To properly "load" any vehicle onto an asymmetric lift; all the arms (lift pads) need to be pointing toward the rear of the vehicle. The vehicle is moved forward between the columns and the vehicle's front wheels are positioned so that they are "just past" the front side of the columns.
The two shorter front lift arms are then moved to about a 90 degree position to the column, and the lift pads are placed under the appropriate front lifting points of the vehicle. The two longer rear arms are then moved to allow the lift pads to extend to the rear of vehicle, and the lift pads are positioned under the correct rear lifting points of the vehicle.
This initial positioning of the arms (all lift pads pointing to the rear of the vehicle) CAN ONLY be accomplished on an overhead style above ground two post lift. The front arm pads could not be moved to face the rear of the vehicle if there was a raised metal plate on the floor between the two columns. The shorter front arms could only be positioned in an asymmetric lift configuration if the arm carriages were raised high enough to allow the two front arms to "clear" the base plate when moved to face the rear of the vehicle. If the arms were raised higher in the air, then the lift pads would be too high to clear the underside of many "low slung" or average height vehicles.
This term can apply to both the arms and the columns of a lift. Symmetric Arms can be extended or collapsed so that all four arms are the same length. You can adjust symmetric arms to become "somewhat" asymmetrical, but symmetric arms are primarily designed to lift the vehicle "in the middle". If you are lifting pick-up trucks, vans, or any type of "longer" vehicle with a "load" in the rear, then the symmetric form of lifting is the preferred method.

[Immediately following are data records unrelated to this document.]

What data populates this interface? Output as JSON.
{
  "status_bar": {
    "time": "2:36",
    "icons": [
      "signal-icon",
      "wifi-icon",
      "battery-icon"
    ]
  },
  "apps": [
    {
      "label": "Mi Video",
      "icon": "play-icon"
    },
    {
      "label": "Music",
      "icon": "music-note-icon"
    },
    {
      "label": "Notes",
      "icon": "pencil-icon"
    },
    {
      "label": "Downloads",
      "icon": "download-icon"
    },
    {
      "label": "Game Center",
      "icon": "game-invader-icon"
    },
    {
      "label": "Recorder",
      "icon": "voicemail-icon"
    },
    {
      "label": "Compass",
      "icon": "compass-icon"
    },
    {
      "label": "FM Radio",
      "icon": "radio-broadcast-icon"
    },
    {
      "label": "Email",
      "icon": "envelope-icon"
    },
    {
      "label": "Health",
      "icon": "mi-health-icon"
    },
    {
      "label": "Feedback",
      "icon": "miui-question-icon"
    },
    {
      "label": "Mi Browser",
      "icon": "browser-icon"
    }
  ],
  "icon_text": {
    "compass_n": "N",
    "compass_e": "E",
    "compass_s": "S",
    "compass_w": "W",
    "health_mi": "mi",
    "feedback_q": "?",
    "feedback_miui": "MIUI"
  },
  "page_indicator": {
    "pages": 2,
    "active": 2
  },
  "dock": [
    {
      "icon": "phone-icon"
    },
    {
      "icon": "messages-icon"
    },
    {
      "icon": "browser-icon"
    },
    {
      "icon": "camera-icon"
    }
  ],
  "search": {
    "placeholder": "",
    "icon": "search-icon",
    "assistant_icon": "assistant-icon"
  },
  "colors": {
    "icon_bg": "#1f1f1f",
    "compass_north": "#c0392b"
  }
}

Symmetric columns are installed so that the middle of the columns are positioned directly across from each other for the greatest amount of "drive through" space. The inside width of our symmetric lifts allows easy access either in or out of a vehicle.
Our lift arm configurations include symmetric, asymmetric, or arms that offer a combination of both (asymmetric/symmetric) or super symmetric.

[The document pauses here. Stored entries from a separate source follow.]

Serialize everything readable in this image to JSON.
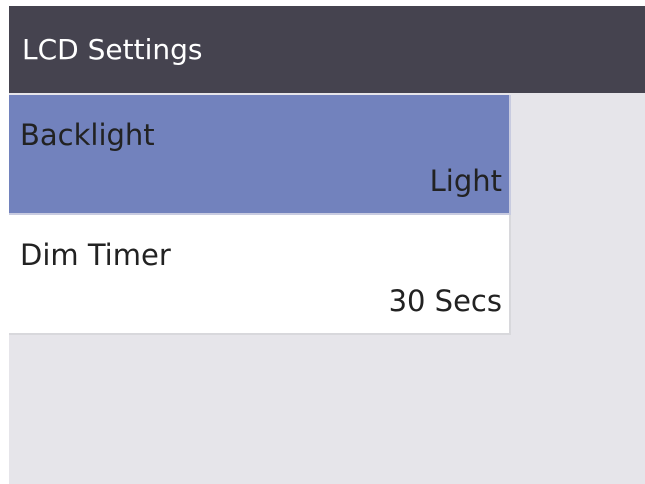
{
  "header": {
    "title": "LCD Settings"
  },
  "menu": {
    "items": [
      {
        "label": "Backlight",
        "value": "Light",
        "selected": true
      },
      {
        "label": "Dim Timer",
        "value": "30 Secs",
        "selected": false
      }
    ]
  },
  "colors": {
    "titlebar": "#45434f",
    "selected_item": "#7282bd",
    "background": "#e6e5ea",
    "item": "#ffffff"
  }
}
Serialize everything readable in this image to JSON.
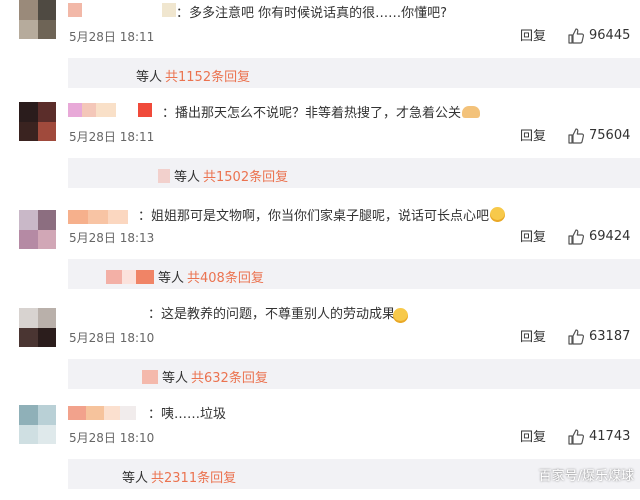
{
  "comments": [
    {
      "text": "：多多注意吧 你有时候说话真的很……你懂吧?",
      "time": "5月28日 18:11",
      "reply_label": "回复",
      "likes": "96445",
      "sub_prefix": "等人",
      "sub_count": "共1152条回复"
    },
    {
      "text": "：播出那天怎么不说呢？非等着热搜了，才急着公关",
      "time": "5月28日 18:11",
      "reply_label": "回复",
      "likes": "75604",
      "sub_prefix": "等人",
      "sub_count": "共1502条回复"
    },
    {
      "text": "：姐姐那可是文物啊，你当你们家桌子腿呢，说话可长点心吧",
      "time": "5月28日 18:13",
      "reply_label": "回复",
      "likes": "69424",
      "sub_prefix": "等人",
      "sub_count": "共408条回复"
    },
    {
      "text": "：这是教养的问题，不尊重别人的劳动成果",
      "time": "5月28日 18:10",
      "reply_label": "回复",
      "likes": "63187",
      "sub_prefix": "等人",
      "sub_count": "共632条回复"
    },
    {
      "text": "：咦……垃圾",
      "time": "5月28日 18:10",
      "reply_label": "回复",
      "likes": "41743",
      "sub_prefix": "等人",
      "sub_count": "共2311条回复"
    }
  ],
  "watermark": "百家号/爆乐煤球",
  "colors": {
    "link_orange": "#eb7350",
    "sub_bg": "#f2f2f5",
    "meta_gray": "#666666"
  },
  "icons": {
    "like": "thumbs-up-icon",
    "emoji": "smiley-emoji-icon"
  }
}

As discussed in the comparison between overhead and base plate lifts; the overhead two post lift offers more stability than the base plate two post lift because of the overhead beam between the columns. This is very important reason why ONLY OVERHEAD two post lifts should be used to lift heavier vehicles in an a "TRUE" asymmetric configuration (30/70).
The weight of a vehicle must be evenly distributed on a two post lift. The operator must remember that whether the vehicle is lifted either in a symmetric or asymmetric configuration, the weight of the vehicle must be evenly distributed on each of the four arms.

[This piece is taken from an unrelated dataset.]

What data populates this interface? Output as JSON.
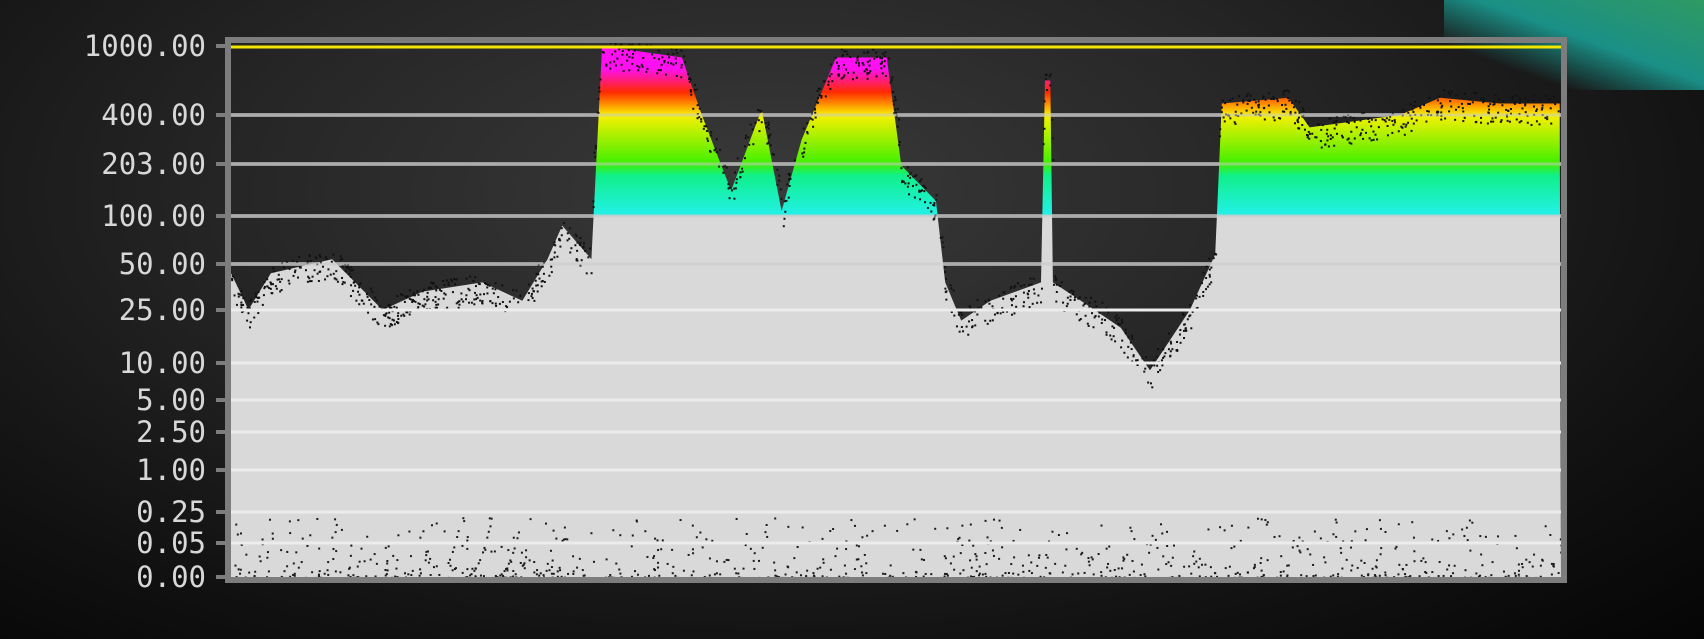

The old myth that two post lifts, with symmetric arm configurations, will "not let the operator get out the car" is unfounded. If you want to learn how to position a vehicle between the columns of a two post lift with symmetric arms and still be able to open the driver's door; then call the lift professionals at Greg Smith Equipment Sales for all the answers.
This term is used to describe the arm configuration of many of our Atlas® lifts. Super Symmetric (SS) arms have three (3) stage front arms and two (2) stage rear arms. The arms can be configured so that they are parallel to each other. The front arms CANNOT be turned completely toward the rear of the vehicle (like the front asymmetric arms). However, because the three (3) stage front arms can collapse to a shorter length than two (2) stage arms, it is easier to position the lift pads on the front arms under the correct lifting points of many short wheel base vehicles.
The front arms collapse to be short (small cars) and then extend fully to complement the rear arm length when lifting a longer wheel base vehicle (pick up trucks).